Last month’s column explained how to make sure the entire team understands the pump system’s operation with an energy cost balance sheet. This column discusses using those techniques to work through the assessment process.
First, develop an energy cost balance sheet based on how the system currently operates. Then identify system improvement options, and generate an energy cost balance sheet for each. The balance sheets provide the plant’s financial management team with the data required to decide on an action plan based on the potential risks/rewards.
Current System Assessment
In the demineralized water system that has been used in this column, a typical process system is assessed. This system consists of a supply tank, centrifugal pump, process component, destination tank and two control loops (see Figure 1). Downstream from the process pump, some of the flow is returned to the supply tank to maintain a 100 psi pressure. The remainder of the system flow runs through the process component, flow element and onto the destination tank. The level in the destination tank is maintained at 5 feet by a level control valve.
Figure 1. The pump curve shows the location of the original flow, the flow of Option 1, and the flow and head of Option 2.
The flow rate into the system’s destination tank averages 2,500 gallons per minute (gpm) to maintain the tank level. This system is currently operates 8,000 hours per year to meet the plant’s production needs, and the system has operated this way since it was commissioned five years ago. An assessment was performed because of the system’s continuous operation, the position of the level control valve and because bypass control is used to maintain the pump’s downstream pressure.
The system currently operates with two circuits, a process circuit and a bypass circuit. Both circuits are supplied by a common pump, so the energy (or head) consumed by each circuit equals the head produced by the pump. The calculation of the pump operating cost (see Table 1) is critical.
Table 1. The energy cost balance sheet for the operating system—notice that the total pump energy and power cost is the same as the sum of the process circuits.
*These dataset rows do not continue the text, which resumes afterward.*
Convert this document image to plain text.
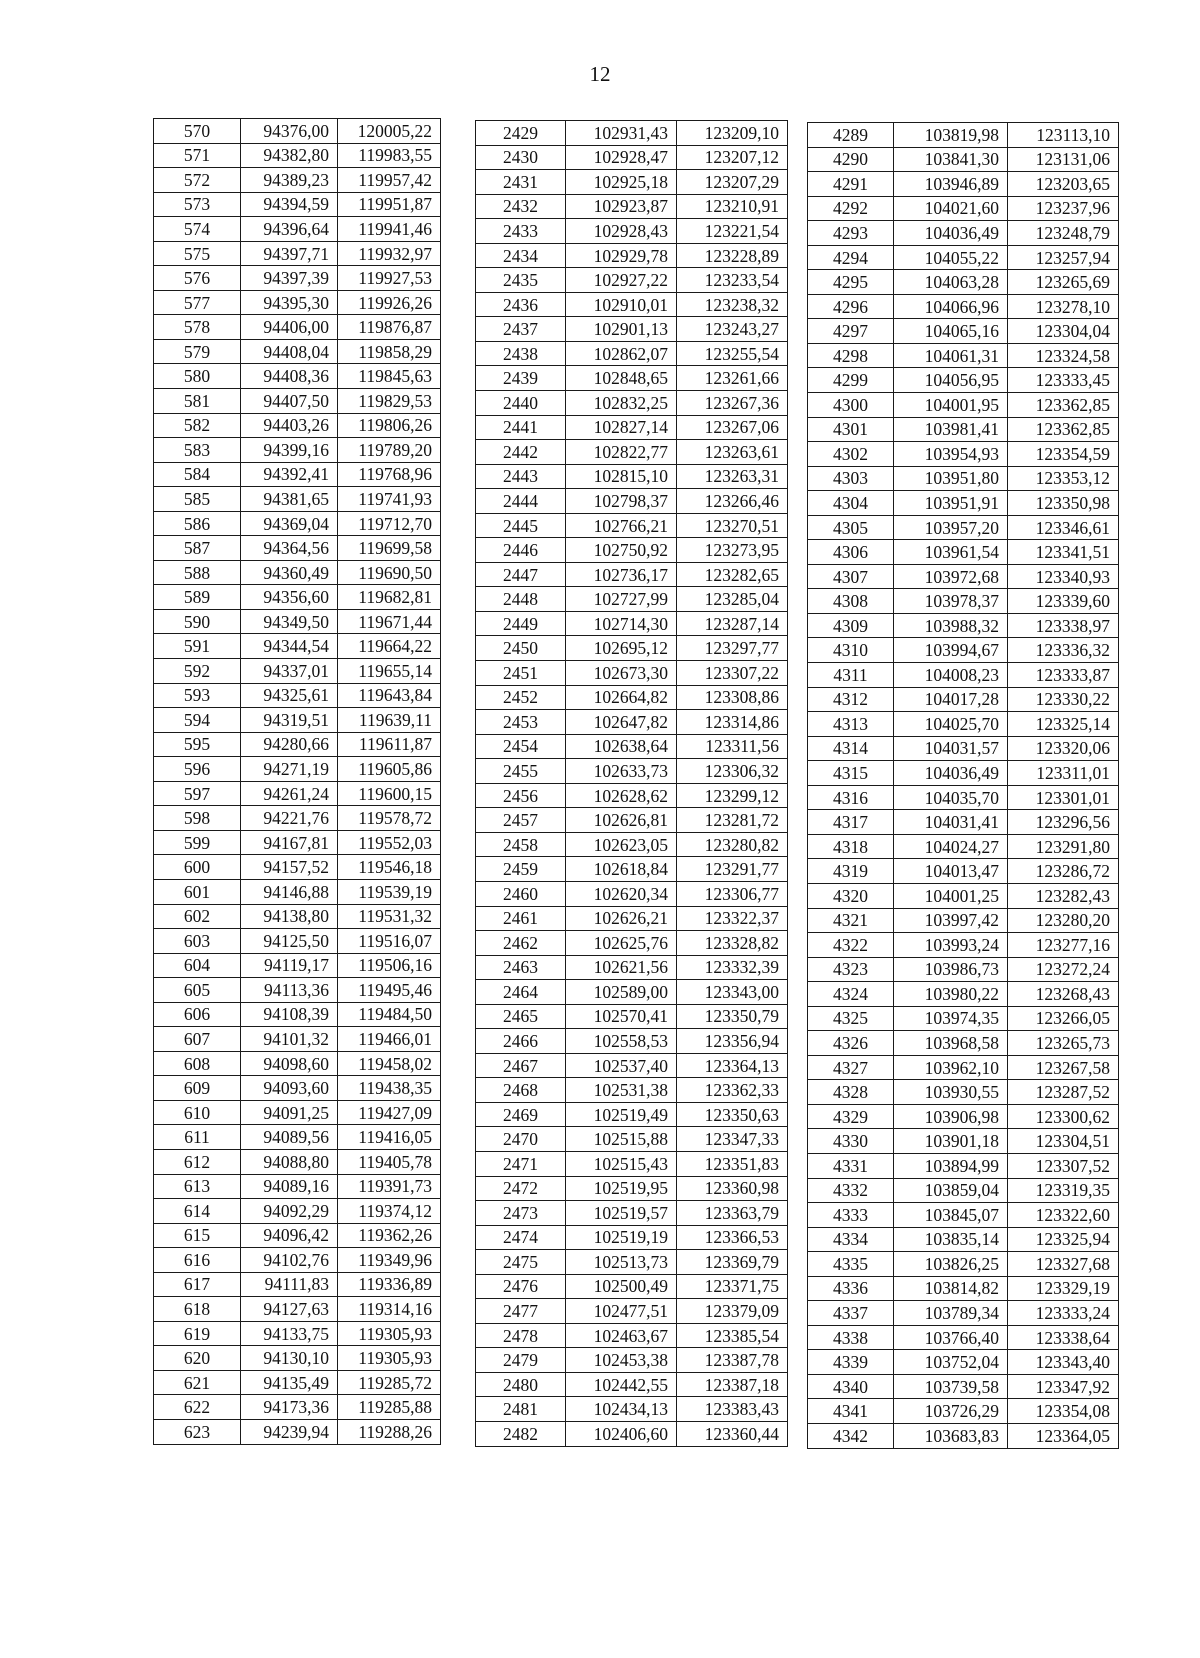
12
570	94376,00	120005,22
571	94382,80	119983,55
572	94389,23	119957,42
573	94394,59	119951,87
574	94396,64	119941,46
575	94397,71	119932,97
576	94397,39	119927,53
577	94395,30	119926,26
578	94406,00	119876,87
579	94408,04	119858,29
580	94408,36	119845,63
581	94407,50	119829,53
582	94403,26	119806,26
583	94399,16	119789,20
584	94392,41	119768,96
585	94381,65	119741,93
586	94369,04	119712,70
587	94364,56	119699,58
588	94360,49	119690,50
589	94356,60	119682,81
590	94349,50	119671,44
591	94344,54	119664,22
592	94337,01	119655,14
593	94325,61	119643,84
594	94319,51	119639,11
595	94280,66	119611,87
596	94271,19	119605,86
597	94261,24	119600,15
598	94221,76	119578,72
599	94167,81	119552,03
600	94157,52	119546,18
601	94146,88	119539,19
602	94138,80	119531,32
603	94125,50	119516,07
604	94119,17	119506,16
605	94113,36	119495,46
606	94108,39	119484,50
607	94101,32	119466,01
608	94098,60	119458,02
609	94093,60	119438,35
610	94091,25	119427,09
611	94089,56	119416,05
612	94088,80	119405,78
613	94089,16	119391,73
614	94092,29	119374,12
615	94096,42	119362,26
616	94102,76	119349,96
617	94111,83	119336,89
618	94127,63	119314,16
619	94133,75	119305,93
620	94130,10	119305,93
621	94135,49	119285,72
622	94173,36	119285,88
623	94239,94	119288,26
2429	102931,43	123209,10
2430	102928,47	123207,12
2431	102925,18	123207,29
2432	102923,87	123210,91
2433	102928,43	123221,54
2434	102929,78	123228,89
2435	102927,22	123233,54
2436	102910,01	123238,32
2437	102901,13	123243,27
2438	102862,07	123255,54
2439	102848,65	123261,66
2440	102832,25	123267,36
2441	102827,14	123267,06
2442	102822,77	123263,61
2443	102815,10	123263,31
2444	102798,37	123266,46
2445	102766,21	123270,51
2446	102750,92	123273,95
2447	102736,17	123282,65
2448	102727,99	123285,04
2449	102714,30	123287,14
2450	102695,12	123297,77
2451	102673,30	123307,22
2452	102664,82	123308,86
2453	102647,82	123314,86
2454	102638,64	123311,56
2455	102633,73	123306,32
2456	102628,62	123299,12
2457	102626,81	123281,72
2458	102623,05	123280,82
2459	102618,84	123291,77
2460	102620,34	123306,77
2461	102626,21	123322,37
2462	102625,76	123328,82
2463	102621,56	123332,39
2464	102589,00	123343,00
2465	102570,41	123350,79
2466	102558,53	123356,94
2467	102537,40	123364,13
2468	102531,38	123362,33
2469	102519,49	123350,63
2470	102515,88	123347,33
2471	102515,43	123351,83
2472	102519,95	123360,98
2473	102519,57	123363,79
2474	102519,19	123366,53
2475	102513,73	123369,79
2476	102500,49	123371,75
2477	102477,51	123379,09
2478	102463,67	123385,54
2479	102453,38	123387,78
2480	102442,55	123387,18
2481	102434,13	123383,43
2482	102406,60	123360,44
4289	103819,98	123113,10
4290	103841,30	123131,06
4291	103946,89	123203,65
4292	104021,60	123237,96
4293	104036,49	123248,79
4294	104055,22	123257,94
4295	104063,28	123265,69
4296	104066,96	123278,10
4297	104065,16	123304,04
4298	104061,31	123324,58
4299	104056,95	123333,45
4300	104001,95	123362,85
4301	103981,41	123362,85
4302	103954,93	123354,59
4303	103951,80	123353,12
4304	103951,91	123350,98
4305	103957,20	123346,61
4306	103961,54	123341,51
4307	103972,68	123340,93
4308	103978,37	123339,60
4309	103988,32	123338,97
4310	103994,67	123336,32
4311	104008,23	123333,87
4312	104017,28	123330,22
4313	104025,70	123325,14
4314	104031,57	123320,06
4315	104036,49	123311,01
4316	104035,70	123301,01
4317	104031,41	123296,56
4318	104024,27	123291,80
4319	104013,47	123286,72
4320	104001,25	123282,43
4321	103997,42	123280,20
4322	103993,24	123277,16
4323	103986,73	123272,24
4324	103980,22	123268,43
4325	103974,35	123266,05
4326	103968,58	123265,73
4327	103962,10	123267,58
4328	103930,55	123287,52
4329	103906,98	123300,62
4330	103901,18	123304,51
4331	103894,99	123307,52
4332	103859,04	123319,35
4333	103845,07	123322,60
4334	103835,14	123325,94
4335	103826,25	123327,68
4336	103814,82	123329,19
4337	103789,34	123333,24
4338	103766,40	123338,64
4339	103752,04	123343,40
4340	103739,58	123347,92
4341	103726,29	123354,08
4342	103683,83	123364,05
The manufacturer’s pump curve is key to understanding the pump’s operation (see Figure 1). The flow element shows the flow rate to the process tank required to maintain the level, and it does not include the bypass flow. The pump head of the process pump will be used to determine the flow rate through the pump. The installed pressure gauge on the pump discharge will be used in the calculation. The suction pressure will be calculated by using the liquid level in the supply tank, elevation of the pump suction and the estimated head loss in the suction pipeline.
A calculated pump head of 235 corresponds to a flow rate of 4,000 gpm and an efficiency of 83 percent according to the pump curve. A fluid density of 62 pounds per cubic foot (lb/ft3) was obtained from the process engineer, and the average power cost of $0.05 per kilowatt hour (kWh) was established by the energy assessment team. The annual pump operating cost (AOC) is calculated, using the equation on page 25, at $90,243 per year.
Because the process pump is the sole source of fluid energy, this cost represents the system’s energy cost. The energy cost balance sheet for the system under its current operation is provided in Table 1.
The head consumed by each element in the system and the associated power cost were calculated using the operating data from the installed plant instrumentation and the pump curve, process equipment data sheets, and control valve data sheets provided by their respective manufacturers. The calculation details will be explained in future columns.
In the energy cost balance sheet, approximately one-third of the total energy is used by the bypass circuit. It appears that the system is an excellent candidate for reducing operating cost and improving plant profitability.
System improvement opportunities can be analyzed. The primary focus is the elimination of the bypass circuit. Four alternatives are suggested:
- Change the plant’s operation procedure to eliminate the need to maintain a continual bypass for pressure regulation.
- Eliminate the bypass control and trim the impeller to reduce excessive head across the level control valve (LCV).
- Install a variable speed drive (VSD) to establish level control in the destination tank by varying the pump speed.
- Purchase a new pump to meet the current system’s needs.
The decision to implement any option should not be made quickly. Its effects on the system operation should be well understood by all stakeholders. However, identifying and sharing the cost of operation for each alternative helps encourage communication between the different plant groups.
After reviewing the design documents, the team learned that the bypass was originally installed to ensure a minimum flow through the process pump during plant startup and shutdown. Over time, the bypass was operated regardless of plant load to eliminate the possibility of low flow rate through the pump during large changes in plant load.
Plant operating records indicate that the flow rate through the system has never been below the manufacturers minimum flow value for the pump. After a discussion with the operations, instrument departments and the pump supplier, the team determined that continual bypass was not required. As a result, a systems assessment on the proposed changes was conducted.